Por eso es un maestro del relato. Y un maestro de la literatura oral. Era un conversador inigualable, todo un seductor con la palabra y aún más con su simpatía… A su lado las horas pasaban sin darse cuenta, entre risas y anécdotas que daban muestra de una vida plena, marcada por la poesía y por el amor al lenguaje sencillo de las gentes, al lenguaje capaz de tocar el corazón.

¿No cree que los cuentos nos aportan la dosis de imaginación y fantasía que hacen la vida más soportable?, le preguntaron en una ocasión.

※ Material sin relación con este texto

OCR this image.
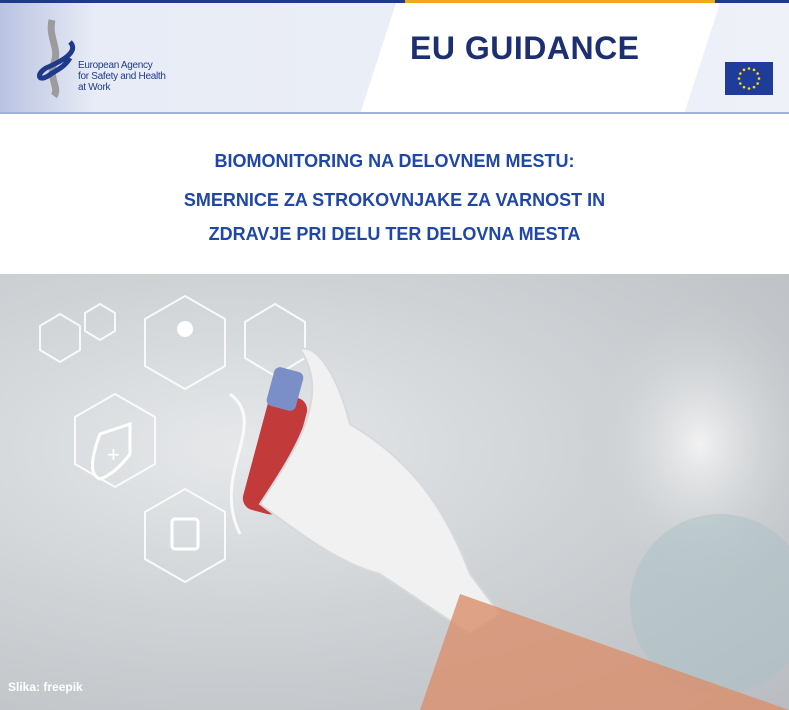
European Agency
for Safety and Health
at Work
EU GUIDANCE
BIOMONITORING NA DELOVNEM MESTU:
SMERNICE ZA STROKOVNJAKE ZA VARNOST IN
ZDRAVJE PRI DELU TER DELOVNA MESTA
+
Slika: freepik
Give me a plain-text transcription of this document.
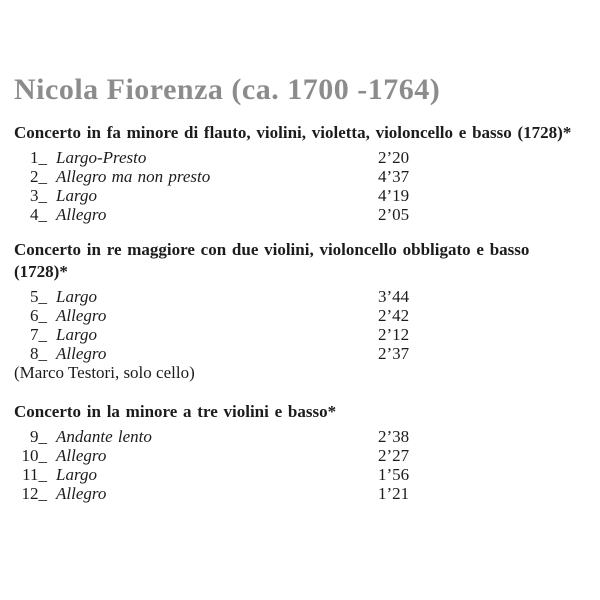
Nicola Fiorenza (ca. 1700 -1764)
Concerto in fa minore di flauto, violini, violetta, violoncello e basso (1728)*
1_ Largo-Presto	2’20
2_ Allegro ma non presto	4’37
3_ Largo	4’19
4_ Allegro	2’05
Concerto in re maggiore con due violini, violoncello obbligato e basso (1728)*
5_ Largo	3’44
6_ Allegro	2’42
7_ Largo	2’12
8_ Allegro	2’37
(Marco Testori, solo cello)
Concerto in la minore a tre violini e basso*
9_ Andante lento	2’38
10_ Allegro	2’27
11_ Largo	1’56
12_ Allegro	1’21
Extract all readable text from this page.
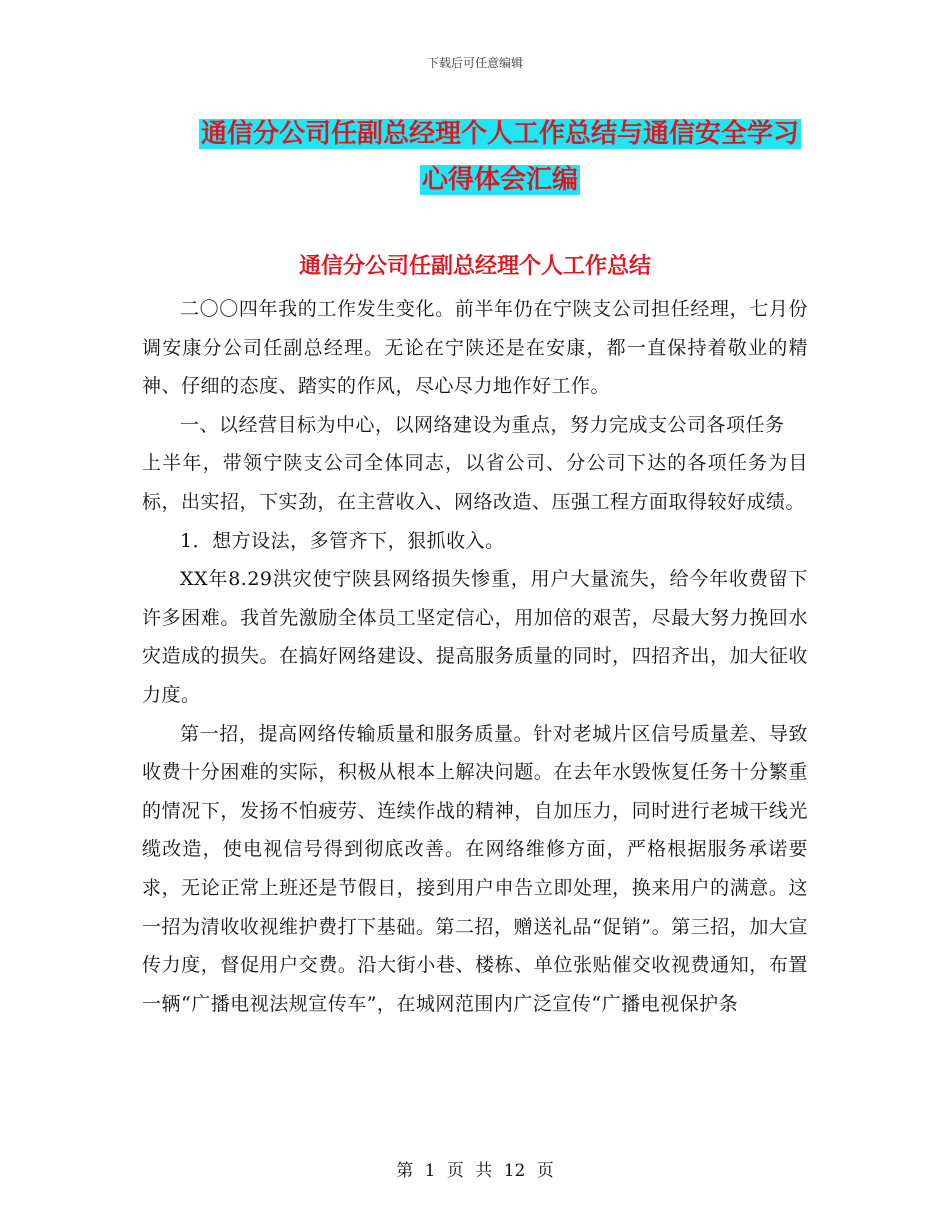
下载后可任意编辑
通信分公司任副总经理个人工作总结与通信安全学习
心得体会汇编
通信分公司任副总经理个人工作总结

二〇〇四年我的工作发生变化。前半年仍在宁陕支公司担任经理，七月份调安康分公司任副总经理。无论在宁陕还是在安康，都一直保持着敬业的精神、仔细的态度、踏实的作风，尽心尽力地作好工作。

一、以经营目标为中心，以网络建设为重点，努力完成支公司各项任务

上半年，带领宁陕支公司全体同志，以省公司、分公司下达的各项任务为目标，出实招，下实劲，在主营收入、网络改造、压强工程方面取得较好成绩。

1．想方设法，多管齐下，狠抓收入。

XX年8.29洪灾使宁陕县网络损失惨重，用户大量流失，给今年收费留下许多困难。我首先激励全体员工坚定信心，用加倍的艰苦，尽最大努力挽回水灾造成的损失。在搞好网络建设、提高服务质量的同时，四招齐出，加大征收力度。

第一招，提高网络传输质量和服务质量。针对老城片区信号质量差、导致收费十分困难的实际，积极从根本上解决问题。在去年水毁恢复任务十分繁重的情况下，发扬不怕疲劳、连续作战的精神，自加压力，同时进行老城干线光缆改造，使电视信号得到彻底改善。在网络维修方面，严格根据服务承诺要求，无论正常上班还是节假日，接到用户申告立即处理，换来用户的满意。这一招为清收收视维护费打下基础。第二招，赠送礼品“促销”。第三招，加大宣传力度，督促用户交费。沿大街小巷、楼栋、单位张贴催交收视费通知，布置一辆“广播电视法规宣传车”，在城网范围内广泛宣传“广播电视保护条

第 1 页 共 12 页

“Absolutamente cierto, y esto vale para todos los géneros literarios e incluso para el arte en general”, contestó Pereira.

Escribir, viajar, relacionarse con las personas y conocer mundo confluyen en él en mágica armonía. “Confieso que he volado, pero que esa libertad de las alas avivaba la nostalgia de mis raíces”, escribe este aventurero cuyas raíces en Villafranca se extendían hasta Galicia y Portugal… territorios mágicos a los que él sentía pertenecer, y que forman parte de su manera de estar en el mundo y de mirar el mundo.

Cuenta que empezó a escribir para conquistar a las chicas de su pueblo “y a las forasteras que llegaban a pasar el verano”. Pero la escritura le caló hondo, y su huerto más íntimo fue la poesía.

Con nueve o diez años ya escribía poemas como este:

Lagrimitas de mujer,
perlas de mi corazón,
que venís a entristecer
las delicias del amor.

A los 13 años, precisamente cuando empezó la Guerra Civil española, ya quería ser periodista, y envió un artículo y una carta al director del Diario de León, ofreciéndose como corresponsal. No era su destino. Pero de alguna manera, a lo largo de su vida y en su literatura practicó algo que es la esencia del periodismo, y que se puede resumir así: contarle a la gente lo que le pasa a la gente.

“Cuando amo a una ciudad compro periódicos”, escribe Pereira en el Cancionero de Sagres.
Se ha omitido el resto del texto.